Tracy | Baking Mischief
December 8, 2017Happy belated anniversary! That sounds like such a fun way to spend it. And this looks like an amazing appetizer, especially for this time of year!
Soniya
December 8, 2017Firstly Happy anniversary!! The baked brie looks so scumpticous..I have never had it with figs.. can’t wait to try it!
Elaine
December 8, 2017I always try to preserve as much of figs as I can. And not only figs. but the funny part is that I always forget to get them out on time LOL Thanks for sharing your beautiful experiences, Leslie.
Emily
December 9, 2017The figs sound really really delicious!

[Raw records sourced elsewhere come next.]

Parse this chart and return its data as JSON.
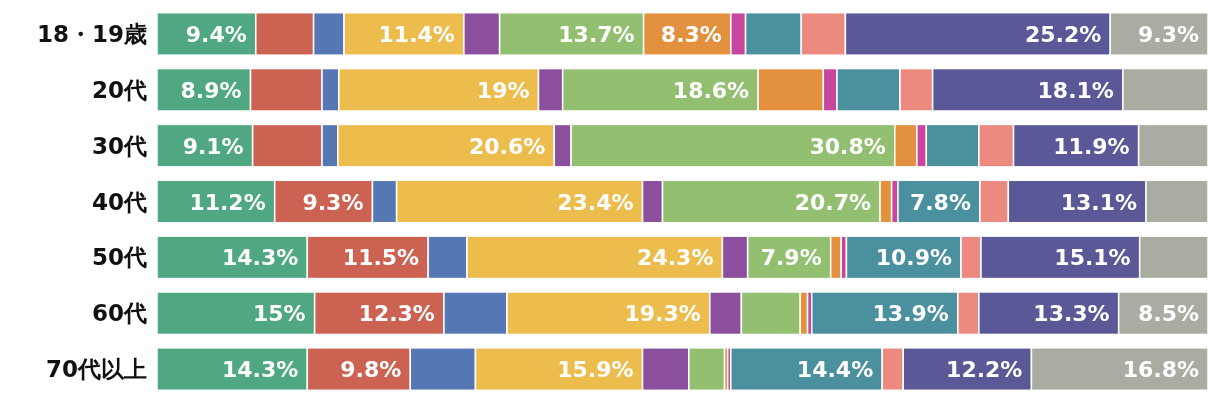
{
  "chart_data": {
    "type": "bar",
    "orientation": "horizontal",
    "stacked": true,
    "xlim": [
      0,
      100
    ],
    "tick_labels": "y",
    "categories": [
      "18・19歳",
      "20代",
      "30代",
      "40代",
      "50代",
      "60代",
      "70代以上"
    ],
    "series": [
      {
        "color": "#4fa882",
        "values": [
          9.4,
          8.9,
          9.1,
          11.2,
          14.3,
          15,
          14.3
        ],
        "value_labels": [
          "9.4%",
          "8.9%",
          "9.1%",
          "11.2%",
          "14.3%",
          "15%",
          "14.3%"
        ]
      },
      {
        "color": "#cc6352",
        "values": [
          5.5,
          6.8,
          6.6,
          9.3,
          11.5,
          12.3,
          9.8
        ],
        "value_labels": [
          null,
          null,
          null,
          "9.3%",
          "11.5%",
          "12.3%",
          "9.8%"
        ]
      },
      {
        "color": "#5578b5",
        "values": [
          2.9,
          1.6,
          1.5,
          2.3,
          3.7,
          6.0,
          6.2
        ],
        "value_labels": [
          null,
          null,
          null,
          null,
          null,
          null,
          null
        ]
      },
      {
        "color": "#ecbd4d",
        "values": [
          11.4,
          19,
          20.6,
          23.4,
          24.3,
          19.3,
          15.9
        ],
        "value_labels": [
          "11.4%",
          "19%",
          "20.6%",
          "23.4%",
          "24.3%",
          "19.3%",
          "15.9%"
        ]
      },
      {
        "color": "#8b4f9e",
        "values": [
          3.4,
          2.3,
          1.6,
          1.9,
          2.4,
          3.0,
          4.4
        ],
        "value_labels": [
          null,
          null,
          null,
          null,
          null,
          null,
          null
        ]
      },
      {
        "color": "#93c070",
        "values": [
          13.7,
          18.6,
          30.8,
          20.7,
          7.9,
          5.6,
          3.4
        ],
        "value_labels": [
          "13.7%",
          "18.6%",
          "30.8%",
          "20.7%",
          "7.9%",
          null,
          null
        ]
      },
      {
        "color": "#e3913f",
        "values": [
          8.3,
          6.2,
          2.1,
          1.1,
          1.0,
          0.7,
          0.3
        ],
        "value_labels": [
          "8.3%",
          null,
          null,
          null,
          null,
          null,
          null
        ]
      },
      {
        "color": "#c846a0",
        "values": [
          1.4,
          1.3,
          0.9,
          0.6,
          0.5,
          0.4,
          0.3
        ],
        "value_labels": [
          null,
          null,
          null,
          null,
          null,
          null,
          null
        ]
      },
      {
        "color": "#4a909e",
        "values": [
          5.3,
          6.0,
          5.0,
          7.8,
          10.9,
          13.9,
          14.4
        ],
        "value_labels": [
          null,
          null,
          null,
          "7.8%",
          "10.9%",
          "13.9%",
          "14.4%"
        ]
      },
      {
        "color": "#ec8a80",
        "values": [
          4.2,
          3.1,
          3.3,
          2.7,
          1.9,
          2.0,
          2.0
        ],
        "value_labels": [
          null,
          null,
          null,
          null,
          null,
          null,
          null
        ]
      },
      {
        "color": "#5a5896",
        "values": [
          25.2,
          18.1,
          11.9,
          13.1,
          15.1,
          13.3,
          12.2
        ],
        "value_labels": [
          "25.2%",
          "18.1%",
          "11.9%",
          "13.1%",
          "15.1%",
          "13.3%",
          "12.2%"
        ]
      },
      {
        "color": "#a9aca0",
        "values": [
          9.3,
          8.1,
          6.6,
          5.9,
          6.5,
          8.5,
          16.8
        ],
        "value_labels": [
          "9.3%",
          null,
          null,
          null,
          null,
          "8.5%",
          "16.8%"
        ]
      }
    ]
  }
}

Paula @ I'm Busy Being Awesome
December 10, 2017This looks incredible! I made baked brie with apricot spread for Thanksgiving. I love this addition of balsamic fig preserves. Thanks for the inspiration:)
Leslie Morrison
December 11, 2017ooh, I’ve never tried brie with apricots. That sounds yummy!
Susannah
December 11, 2017We love brie! I should definitely try this!
Lee
December 13, 2017I love baked Brie! Also I actually make my own fig jam! Love that you made your own bread instead of wrapping the Brie in a pastry.